160515 Ⅰテサロニケ4:13-18 「イエスにあって眠った人々」 召天者記念礼拝

Ⅰテサロニケ4:13-18 「イエスにあって眠った人々」

 本日は、召天者記念礼拝です。私たちがこのようにして、先に召された兄弟姉妹を覚えるということはどのような意味があるのでしょうか。それはつまり天の御国をよりリアルに感じるということであります。
 天国ということを思います時に、私たちは色々な想像をするかと思います。聖書もまた、天の御国はこのようなものだと、色々と教えてくれています。ある個所では、「天の御国はからし種のようなものだ」と言っています。「パン種」と言ったり、「畑に隠された宝」のようだとも言っています。その他にも、様々にたとえを用いて、イエス様は天の御国と言うものについて教えてくださいます。また、「もはや死もなく、悲しみ、叫び、苦しみもない。」とありますし、そこには私たちの住まいがすでに用意されているということを私たちは聞き及んでおります。そこでは、主の栄光が私たちを照らし、都の大通りの中央には水晶のように光るいのちの水の川が流れ、その両岸にはいのちの木が12種の実を実らせていると言うのです。そして、このような天の御国に入れられる。この天の御国において今度は朽ちない体をいただき、永遠に神と共に生きる。これが私たちの希望だと言うのです。
 天の御国については、様々に、断片的に、私たちはその情報を得ます。けれども、実際のところ、それで私たちはどれほど具体的に天の御国を想像できますでしょうか。

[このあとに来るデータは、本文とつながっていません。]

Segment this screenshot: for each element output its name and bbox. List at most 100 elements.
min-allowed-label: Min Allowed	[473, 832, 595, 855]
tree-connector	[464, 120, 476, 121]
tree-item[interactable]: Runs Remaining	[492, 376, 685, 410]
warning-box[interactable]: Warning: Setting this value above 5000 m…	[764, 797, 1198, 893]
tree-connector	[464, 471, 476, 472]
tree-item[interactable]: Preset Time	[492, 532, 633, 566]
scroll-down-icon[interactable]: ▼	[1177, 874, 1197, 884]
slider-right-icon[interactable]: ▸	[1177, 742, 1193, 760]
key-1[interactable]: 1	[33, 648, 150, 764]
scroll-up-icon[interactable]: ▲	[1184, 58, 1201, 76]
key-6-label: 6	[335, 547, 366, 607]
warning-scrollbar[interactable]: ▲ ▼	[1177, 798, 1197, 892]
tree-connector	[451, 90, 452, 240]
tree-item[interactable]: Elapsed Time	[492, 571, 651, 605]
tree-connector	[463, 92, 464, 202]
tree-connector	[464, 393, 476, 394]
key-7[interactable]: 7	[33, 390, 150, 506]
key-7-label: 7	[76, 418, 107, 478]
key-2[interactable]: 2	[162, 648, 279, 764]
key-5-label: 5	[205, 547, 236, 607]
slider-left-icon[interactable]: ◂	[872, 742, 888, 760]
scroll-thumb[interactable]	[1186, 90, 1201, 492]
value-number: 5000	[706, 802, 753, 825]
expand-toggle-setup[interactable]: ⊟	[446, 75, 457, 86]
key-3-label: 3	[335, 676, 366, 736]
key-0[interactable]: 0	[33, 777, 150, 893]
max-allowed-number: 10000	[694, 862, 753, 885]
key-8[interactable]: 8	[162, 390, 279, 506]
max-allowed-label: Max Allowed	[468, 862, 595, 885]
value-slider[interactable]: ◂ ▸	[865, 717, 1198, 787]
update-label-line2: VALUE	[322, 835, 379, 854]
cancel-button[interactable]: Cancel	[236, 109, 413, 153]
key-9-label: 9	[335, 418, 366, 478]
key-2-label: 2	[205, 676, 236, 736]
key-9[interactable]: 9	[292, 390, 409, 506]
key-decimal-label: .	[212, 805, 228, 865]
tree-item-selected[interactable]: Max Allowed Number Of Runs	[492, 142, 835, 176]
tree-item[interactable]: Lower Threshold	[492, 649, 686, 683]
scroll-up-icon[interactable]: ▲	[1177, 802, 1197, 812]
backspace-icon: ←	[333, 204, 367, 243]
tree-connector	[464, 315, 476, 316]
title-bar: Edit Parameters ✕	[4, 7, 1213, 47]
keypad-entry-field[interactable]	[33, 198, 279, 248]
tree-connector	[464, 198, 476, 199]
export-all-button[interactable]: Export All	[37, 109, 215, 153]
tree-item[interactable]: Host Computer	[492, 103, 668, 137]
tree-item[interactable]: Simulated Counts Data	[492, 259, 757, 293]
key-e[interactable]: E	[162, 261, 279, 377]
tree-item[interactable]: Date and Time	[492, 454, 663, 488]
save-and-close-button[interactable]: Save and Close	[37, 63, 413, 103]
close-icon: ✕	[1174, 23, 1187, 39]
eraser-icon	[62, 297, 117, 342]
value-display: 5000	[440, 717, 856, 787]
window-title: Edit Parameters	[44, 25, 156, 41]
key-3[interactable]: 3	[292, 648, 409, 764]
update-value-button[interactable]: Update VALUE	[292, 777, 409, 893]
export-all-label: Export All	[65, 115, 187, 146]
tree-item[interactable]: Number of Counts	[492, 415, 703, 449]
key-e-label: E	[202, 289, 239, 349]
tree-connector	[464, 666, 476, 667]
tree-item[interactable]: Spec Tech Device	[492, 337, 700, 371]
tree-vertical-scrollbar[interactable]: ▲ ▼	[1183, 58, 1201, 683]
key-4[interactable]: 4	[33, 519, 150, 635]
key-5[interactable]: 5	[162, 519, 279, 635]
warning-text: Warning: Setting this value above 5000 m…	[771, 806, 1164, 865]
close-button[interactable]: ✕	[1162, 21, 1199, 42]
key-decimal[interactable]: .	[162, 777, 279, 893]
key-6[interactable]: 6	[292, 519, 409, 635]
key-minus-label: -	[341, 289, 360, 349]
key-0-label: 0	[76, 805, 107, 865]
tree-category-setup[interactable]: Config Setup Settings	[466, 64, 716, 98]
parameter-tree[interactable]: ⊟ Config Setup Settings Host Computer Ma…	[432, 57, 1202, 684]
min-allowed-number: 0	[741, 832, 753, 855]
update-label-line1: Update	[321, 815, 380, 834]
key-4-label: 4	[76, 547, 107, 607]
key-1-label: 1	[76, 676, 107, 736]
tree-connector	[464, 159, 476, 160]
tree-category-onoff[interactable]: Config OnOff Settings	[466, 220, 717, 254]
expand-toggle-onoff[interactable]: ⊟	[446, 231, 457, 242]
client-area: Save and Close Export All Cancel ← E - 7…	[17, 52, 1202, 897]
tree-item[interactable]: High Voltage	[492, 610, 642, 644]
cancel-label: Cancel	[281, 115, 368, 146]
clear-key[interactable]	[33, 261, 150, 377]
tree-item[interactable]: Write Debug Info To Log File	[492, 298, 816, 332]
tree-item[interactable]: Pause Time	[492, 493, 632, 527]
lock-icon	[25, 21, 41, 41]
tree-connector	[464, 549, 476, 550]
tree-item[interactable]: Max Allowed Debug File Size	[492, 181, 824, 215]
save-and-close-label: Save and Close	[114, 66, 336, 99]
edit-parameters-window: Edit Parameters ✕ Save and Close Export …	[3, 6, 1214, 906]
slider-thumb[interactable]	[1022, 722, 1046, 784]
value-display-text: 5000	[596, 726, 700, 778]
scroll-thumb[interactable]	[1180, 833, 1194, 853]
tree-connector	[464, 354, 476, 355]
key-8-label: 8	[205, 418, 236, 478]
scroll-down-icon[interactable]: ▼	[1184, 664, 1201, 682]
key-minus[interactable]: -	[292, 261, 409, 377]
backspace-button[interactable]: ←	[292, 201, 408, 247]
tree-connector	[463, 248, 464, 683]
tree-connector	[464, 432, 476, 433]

その恵みを心待ちにしますでしょうか。そこが素晴らしい所だということはわかります。しかし正直な話、具体的なことは行ってみないとわからないというのが、本音ではないでしょうか。
 しかし、そんな私たちにとって、天の御国を確かな希望とするのが、先に召された兄弟姉妹の存在です。私たちは彼らを思うとき、急に天の御国が身近なところと感じることができるのです。
 この3月の終わりに、教会に集っていたご家族がシンガポールに引っ越されました。それ以来、我が家の子どもたちはことあるごとにシンガポールの話をします。TVでシンガポールの映像が流れる度に大騒ぎです。それまでシンガポールという国は、彼らにとって遠い国。全く関係のない国でした。けれど、今やシンガポールは行きたい国ランキング第一位です。その国がどんな国か。どういう文化で、どういう生活か。彼らは何も知りません。そんなことよりも、何よりも、そこに親しい友達がいる。すると、もう、その国は身近で特別な国となるのです。
 パウロは、「眠った人々のことについては、兄弟たち、あなたがたに知らないでいてもらいたくありません。あなたがたが他の望みのない人々のように悲しみに沈むことのないためです。」と言います。眠った人々、先に召された兄弟姉妹を覚えることが、私たちの天の希望を確かなものとするのです。天の御国はもはや遠い世界の話ではありません。私たちの実際的な希望なのです。